In 1469, Isabella married Ferdinand, who would become the King of Aragon, a union which would later serve to unify Spain physically and spiritually. This marriage would also create the basis for the political unification of Spain under Charles V, one of their grandsons. As the marriage occurred without the king’s consent, however, Isabella’s recognition as heiress to the throne of Castile was withdrawn by Henry, and Joanna was once more named as the Henry’s successor. In 1474, Henry died and a civil war between Isabella and Joanna ensued.

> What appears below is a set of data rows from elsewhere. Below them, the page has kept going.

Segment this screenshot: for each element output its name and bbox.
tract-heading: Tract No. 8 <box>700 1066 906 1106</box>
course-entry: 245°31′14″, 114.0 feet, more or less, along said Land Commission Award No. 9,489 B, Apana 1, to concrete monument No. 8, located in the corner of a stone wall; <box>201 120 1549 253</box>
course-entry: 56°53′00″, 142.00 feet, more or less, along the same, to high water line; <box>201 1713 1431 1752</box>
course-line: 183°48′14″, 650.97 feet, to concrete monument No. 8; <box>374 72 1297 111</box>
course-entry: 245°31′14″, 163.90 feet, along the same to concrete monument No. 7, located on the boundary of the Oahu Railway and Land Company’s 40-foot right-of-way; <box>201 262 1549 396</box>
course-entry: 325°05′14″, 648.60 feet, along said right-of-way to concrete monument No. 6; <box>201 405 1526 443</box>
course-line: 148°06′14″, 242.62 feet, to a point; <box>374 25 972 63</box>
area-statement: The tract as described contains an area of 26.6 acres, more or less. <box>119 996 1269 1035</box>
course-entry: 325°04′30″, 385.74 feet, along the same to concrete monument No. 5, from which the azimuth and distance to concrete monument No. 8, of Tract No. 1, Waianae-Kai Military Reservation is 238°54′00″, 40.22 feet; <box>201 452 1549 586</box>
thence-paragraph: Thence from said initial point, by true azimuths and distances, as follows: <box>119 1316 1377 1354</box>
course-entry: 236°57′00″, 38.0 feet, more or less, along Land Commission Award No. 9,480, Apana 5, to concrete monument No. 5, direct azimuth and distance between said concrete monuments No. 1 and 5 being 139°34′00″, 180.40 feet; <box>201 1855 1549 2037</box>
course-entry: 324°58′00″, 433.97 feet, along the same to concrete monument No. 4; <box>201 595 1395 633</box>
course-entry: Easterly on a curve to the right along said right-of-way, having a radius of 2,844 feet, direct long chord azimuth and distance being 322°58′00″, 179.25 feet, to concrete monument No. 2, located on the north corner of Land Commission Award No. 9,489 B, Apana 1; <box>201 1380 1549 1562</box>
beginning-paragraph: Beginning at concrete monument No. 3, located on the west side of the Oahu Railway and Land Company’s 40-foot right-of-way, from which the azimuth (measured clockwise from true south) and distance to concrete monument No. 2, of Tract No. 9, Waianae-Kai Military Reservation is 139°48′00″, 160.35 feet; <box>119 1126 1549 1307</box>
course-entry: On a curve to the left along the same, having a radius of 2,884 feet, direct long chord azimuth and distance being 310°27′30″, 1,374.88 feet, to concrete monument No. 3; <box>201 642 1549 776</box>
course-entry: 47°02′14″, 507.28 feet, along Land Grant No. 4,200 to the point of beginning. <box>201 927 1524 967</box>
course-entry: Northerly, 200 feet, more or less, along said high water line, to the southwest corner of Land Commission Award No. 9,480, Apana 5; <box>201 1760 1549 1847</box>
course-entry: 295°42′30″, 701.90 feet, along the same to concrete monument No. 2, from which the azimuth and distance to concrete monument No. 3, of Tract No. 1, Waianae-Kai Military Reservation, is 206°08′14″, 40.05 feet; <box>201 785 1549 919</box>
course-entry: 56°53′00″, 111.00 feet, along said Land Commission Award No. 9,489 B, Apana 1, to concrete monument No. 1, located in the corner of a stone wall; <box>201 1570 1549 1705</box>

Isabella emerged victorious in 1479, and was recognized as the new Queen of Castile.

The wedding portrait of Ferdinand and Isabella, c. 1469.

The wedding portrait of Ferdinand and Isabella, c. 1469. ( Public Domain )

Strengthening Her Position as Queen

The reign of Henry had shown that a noble class with too much power in their hands was a threat to the monarchy. Therefore, one of the first steps taken by Isabella and Ferdinand to secure the throne was the initiation of reforms that served to increase the power of the monarchy, whist reducing the power of the nobles. Apart from curbing the influence of the nobility, the new monarchs also saw religious conformity as a means to strengthen their position. At this point of time, Spain was home not only to Christians, but also to significant communities of Jews and Muslims.

Ferdinand and Isabella with their subjects.

Ferdinand and Isabella with their subjects. ( Public Domain )

Isabella and Ferdinand perceived these non-Christians as threats to their Christian kingdom and sought to do something about it. In 1480, the Spanish Inquisition was established. This was aimed at Jews and Muslims who had converted to Christianity, though suspected of practicing their former faiths secretly. By rooting such individuals out, the Inquisition sought to “purify” the faith and the kingdom from potentially treacherous elements.

Isabella I. of Castile, Queen of Castile and León, with her husband Ferdinand II of Aragon.

Isabella I. of Castile, Queen of Castile and León, with her husband Ferdinand II of Aragon. ( Public Domain )

The Queen’s External Enemies and a Voyage to the ‘New World’

Apart from internal enemies, Isabella and Ferdinand also dealt with external ones. The Reconquista, which had been going on since the 8th century, was concluded during their reign. By the 15th century, the only remaining Muslim state in the Iberia was the Emirate of Granada in the southern part of the peninsula. In 1492, Granada fell to forces of Isabella and Ferdinand.

It was also during that year that the Alhambra Decree (known also as the Edict of Expulsion) was issued by Isabella and Ferdinand. The decree affected the kingdom’s Jewish population, who were given the choice either to convert to Christianity or to leave. Another significant event in that year was Christopher Columbus’ first voyage to the New World. The Genoese explorer had successfully convinced Isabella and Ferdinand to sponsor his voyage of discovery. This would later lead to Spanish dominance in South America.